I'm not personally a big fan of the chocolate-peanutty combination either, but hey. It's worth putting up for the chocolate. As it turned out, I put up with a whole plateful of chocolate peanuts for the chocolate - in about 15 minutes flat.

Mmm, chocolate...

Shelley said...

There's the Tim we all know...willing to put up with all manner of evil for the sake of love [of chocolate].

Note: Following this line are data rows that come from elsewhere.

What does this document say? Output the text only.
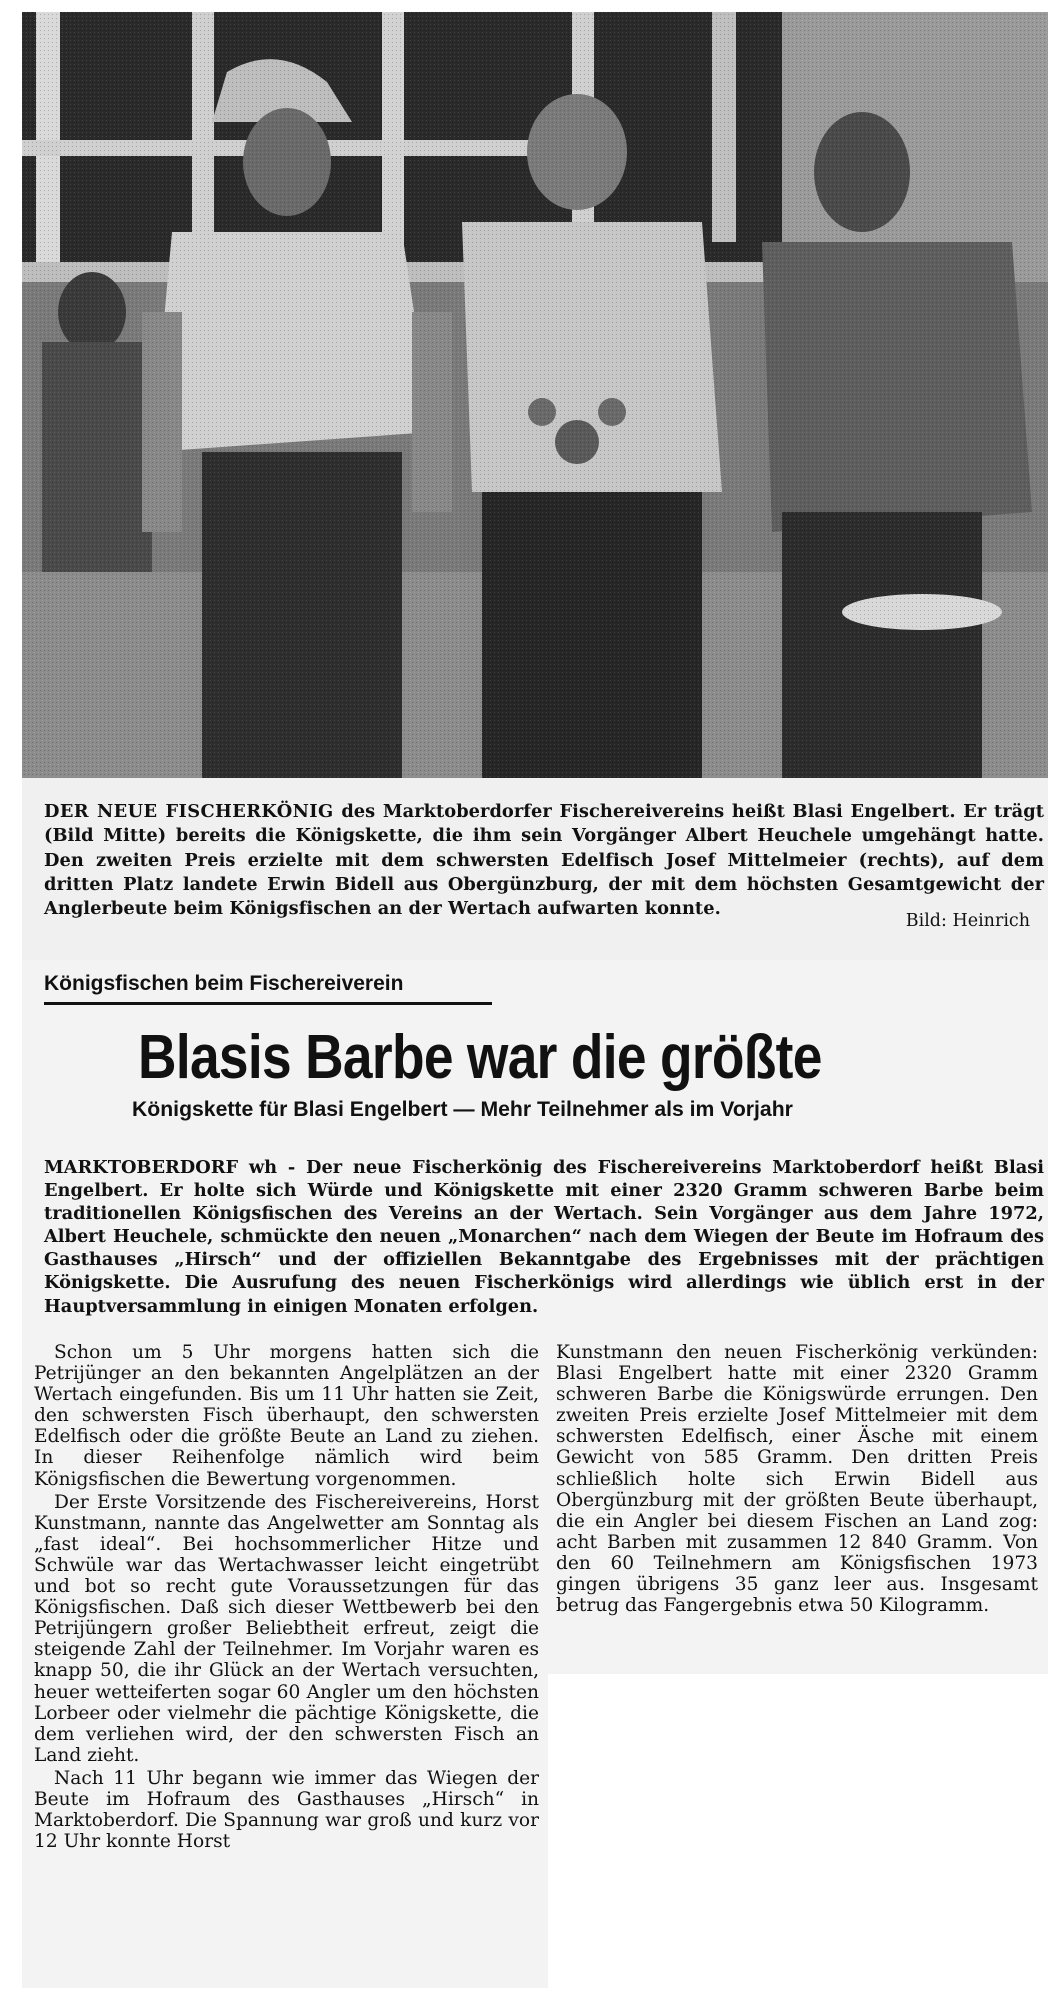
DER NEUE FISCHERKÖNIG des Marktoberdorfer Fischereivereins heißt Blasi Engelbert. Er trägt (Bild Mitte) bereits die Königskette, die ihm sein Vorgänger Albert Heuchele umgehängt hatte. Den zweiten Preis erzielte mit dem schwersten Edelfisch Josef Mittelmeier (rechts), auf dem dritten Platz landete Erwin Bidell aus Obergünzburg, der mit dem höchsten Gesamtgewicht der Anglerbeute beim Königsfischen an der Wertach aufwarten konnte.
Bild: Heinrich
Königsfischen beim Fischereiverein
Blasis Barbe war die größte
Königskette für Blasi Engelbert — Mehr Teilnehmer als im Vorjahr
MARKTOBERDORF wh - Der neue Fischerkönig des Fischereivereins Marktoberdorf heißt Blasi Engelbert. Er holte sich Würde und Königskette mit einer 2320 Gramm schweren Barbe beim traditionellen Königsfischen des Vereins an der Wertach. Sein Vorgänger aus dem Jahre 1972, Albert Heuchele, schmückte den neuen „Monarchen“ nach dem Wiegen der Beute im Hofraum des Gasthauses „Hirsch“ und der offiziellen Bekanntgabe des Ergebnisses mit der prächtigen Königskette. Die Ausrufung des neuen Fischerkönigs wird allerdings wie üblich erst in der Hauptversammlung in einigen Monaten erfolgen.

Schon um 5 Uhr morgens hatten sich die Petrijünger an den bekannten Angelplätzen an der Wertach eingefunden. Bis um 11 Uhr hatten sie Zeit, den schwersten Fisch überhaupt, den schwersten Edelfisch oder die größte Beute an Land zu ziehen. In dieser Reihenfolge nämlich wird beim Königsfischen die Bewertung vorgenommen.

Der Erste Vorsitzende des Fischereivereins, Horst Kunstmann, nannte das Angelwetter am Sonntag als „fast ideal“. Bei hochsommerlicher Hitze und Schwüle war das Wertachwasser leicht eingetrübt und bot so recht gute Voraussetzungen für das Königsfischen. Daß sich dieser Wettbewerb bei den Petrijüngern großer Beliebtheit erfreut, zeigt die steigende Zahl der Teilnehmer. Im Vorjahr waren es knapp 50, die ihr Glück an der Wertach versuchten, heuer wetteiferten sogar 60 Angler um den höchsten Lorbeer oder vielmehr die pächtige Königskette, die dem verliehen wird, der den schwersten Fisch an Land zieht.

Nach 11 Uhr begann wie immer das Wiegen der Beute im Hofraum des Gasthauses „Hirsch“ in Marktoberdorf. Die Spannung war groß und kurz vor 12 Uhr konnte Horst

Kunstmann den neuen Fischerkönig verkünden: Blasi Engelbert hatte mit einer 2320 Gramm schweren Barbe die Königswürde errungen. Den zweiten Preis erzielte Josef Mittelmeier mit dem schwersten Edelfisch, einer Äsche mit einem Gewicht von 585 Gramm. Den dritten Preis schließlich holte sich Erwin Bidell aus Obergünzburg mit der größten Beute überhaupt, die ein Angler bei diesem Fischen an Land zog: acht Barben mit zusammen 12 840 Gramm. Von den 60 Teilnehmern am Königsfischen 1973 gingen übrigens 35 ganz leer aus. Insgesamt betrug das Fangergebnis etwa 50 Kilogramm.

Alexis, Baron von Harlot said...

So, I occasionally do a de-chox, usually when I realise that my addiction has reached the point where two consecutive hours of chocolate deprivation is inducing headaches and depression. What you do is you give yourself a fixed time period, e.g., between the Tuesday after Easter and the Winter Solstice (say), and you talk about your de-chox to everyone, and impress upon them your great suffering, and then you notify the same persons that at 5 pm on the Winter Solstice you will be renewing your acquaintance with chocolate in a public ceremony (and here, hopefully without your having to explicitly ask, they bring you several kilos of Lindt).

Shelley said...

Oh fuck, I just realised that Easter is next month. I may have chosen a really bad time for this. Damn.

Alexis, I do not want people seeing me gorge myself on chocolate - I like to keep my shame private. Except for the blog thing, of course. One day I will have reached critical mass with blogger meetings and will have to start a new more anonymous blog.

JahTeh said...

I'll give up the chocolate with you but can I keep the raspberry swirl/passionfruit icecream with the chocolate sauce and the crushed toasted almonds on top?
Not fussed with chocolate peanuts but there's not much I wouldn't do for chocolate coated almonds.

Shelley said...

A decent choc-coated almond is a rare treat. I think chocolate is a big thing to give up, jahteh, and requires, er, compensation in other areas. Oh wait, no chocolate sauce! Everything else though...yeah, yum.